It seems like only days ago--and, indeed, it was--that the folks close to Sarah Palin were downplaying her Troopergate scandal back home as a minor conflict that would be amicably resolved. Palin had agreed to cooperate fully with a probe being conducted by the state legislature, and things were proceeding smoothly enough that it appeared subpoenas wouldn't even be issued. The whole issue was being framed less as a scandal than as a misunderstanding everyone wanted to get to the bottom of.

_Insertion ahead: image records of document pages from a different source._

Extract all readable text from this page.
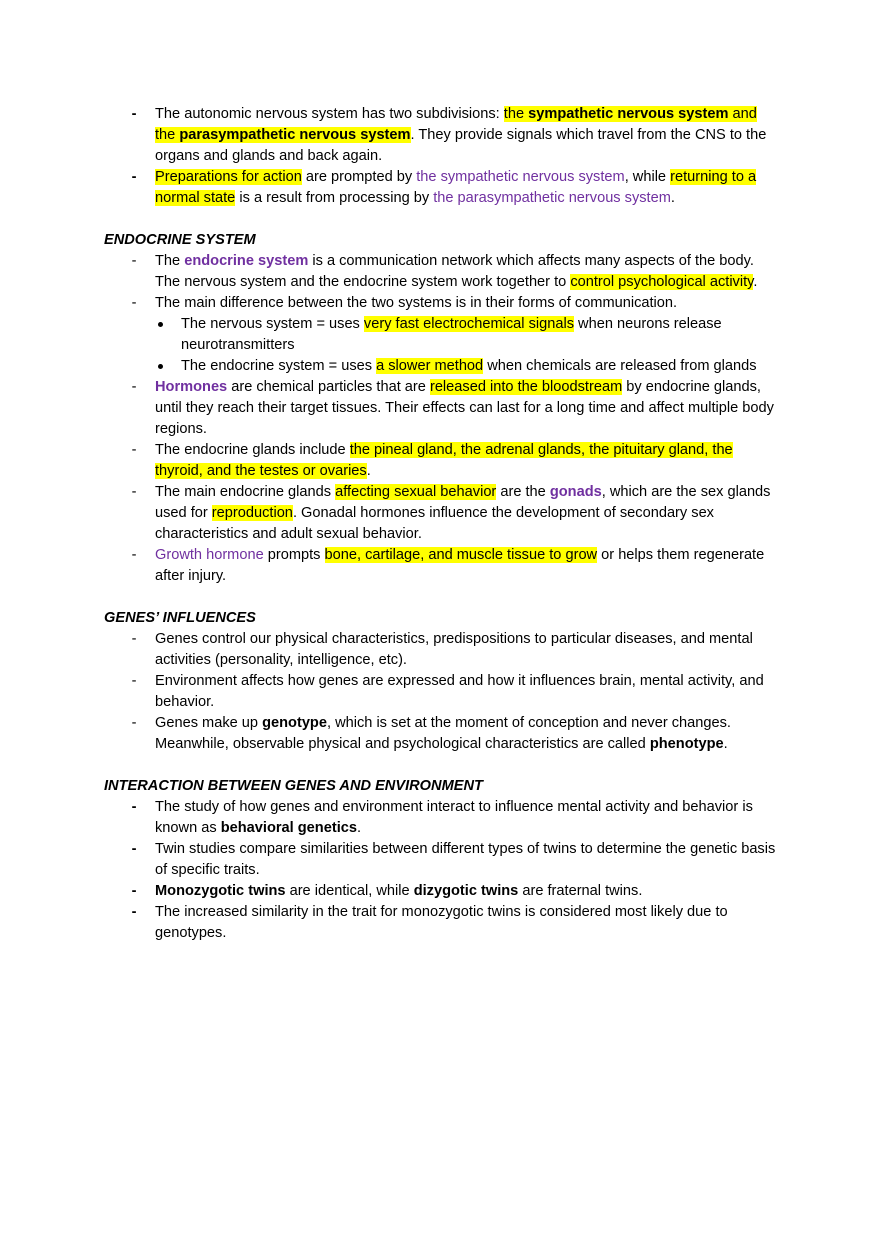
-	The autonomic nervous system has two subdivisions: the sympathetic nervous system and the parasympathetic nervous system. They provide signals which travel from the CNS to the organs and glands and back again.
-	Preparations for action are prompted by the sympathetic nervous system, while returning to a normal state is a result from processing by the parasympathetic nervous system.
ENDOCRINE SYSTEM
-	The endocrine system is a communication network which affects many aspects of the body. The nervous system and the endocrine system work together to control psychological activity.
-	The main difference between the two systems is in their forms of communication.
The nervous system = uses very fast electrochemical signals when neurons release neurotransmitters
The endocrine system = uses a slower method when chemicals are released from glands
-	Hormones are chemical particles that are released into the bloodstream by endocrine glands, until they reach their target tissues. Their effects can last for a long time and affect multiple body regions.
-	The endocrine glands include the pineal gland, the adrenal glands, the pituitary gland, the thyroid, and the testes or ovaries.
-	The main endocrine glands affecting sexual behavior are the gonads, which are the sex glands used for reproduction. Gonadal hormones influence the development of secondary sex characteristics and adult sexual behavior.
-	Growth hormone prompts bone, cartilage, and muscle tissue to grow or helps them regenerate after injury.
GENES’ INFLUENCES
-	Genes control our physical characteristics, predispositions to particular diseases, and mental activities (personality, intelligence, etc).
-	Environment affects how genes are expressed and how it influences brain, mental activity, and behavior.
-	Genes make up genotype, which is set at the moment of conception and never changes. Meanwhile, observable physical and psychological characteristics are called phenotype.
INTERACTION BETWEEN GENES AND ENVIRONMENT
-	The study of how genes and environment interact to influence mental activity and behavior is known as behavioral genetics.
-	Twin studies compare similarities between different types of twins to determine the genetic basis of specific traits.
-	Monozygotic twins are identical, while dizygotic twins are fraternal twins.
-	The increased similarity in the trait for monozygotic twins is considered most likely due to genotypes.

Not any more. Palin lawyered up a couple of days ago, hiring local attorney Thomas Van Flein, and she has abruptly shifted to a far more combative mode. First, Van Flein suggested that Palin might not sit down with investigators for a planned deposition later this month after all, citing the "bad timing" of the investigation. (Given that the investigation preceded her vice presidential nomination, it would seem reasonable to suggest the latter was the "bad timing.") Now, in a move worthy of the political big leagues, Palin has filed an ethics complaint against herself with a state personnel board whose three members she appointed, and demanded that it handle the issue exclusively and the legislature's independent investigation--unanimously authorized by a bipartisan panel--be shut down.

I'm skeptical that this new, aggressive posture will serve Palin well: It ramps up the heat on the story and makes Palin look more like a typical pol under investigation and less like someone with minor issues to resolve back home. But evidently those around Palin--perhaps on the McCain campaign staff?--have now concluded that there is enough there there to make stonewalling preferable to downplaying. Either that or Palin felt that resisting legislative inquiries is an area where she needed to bone up if she was going to serve in a GOP administration.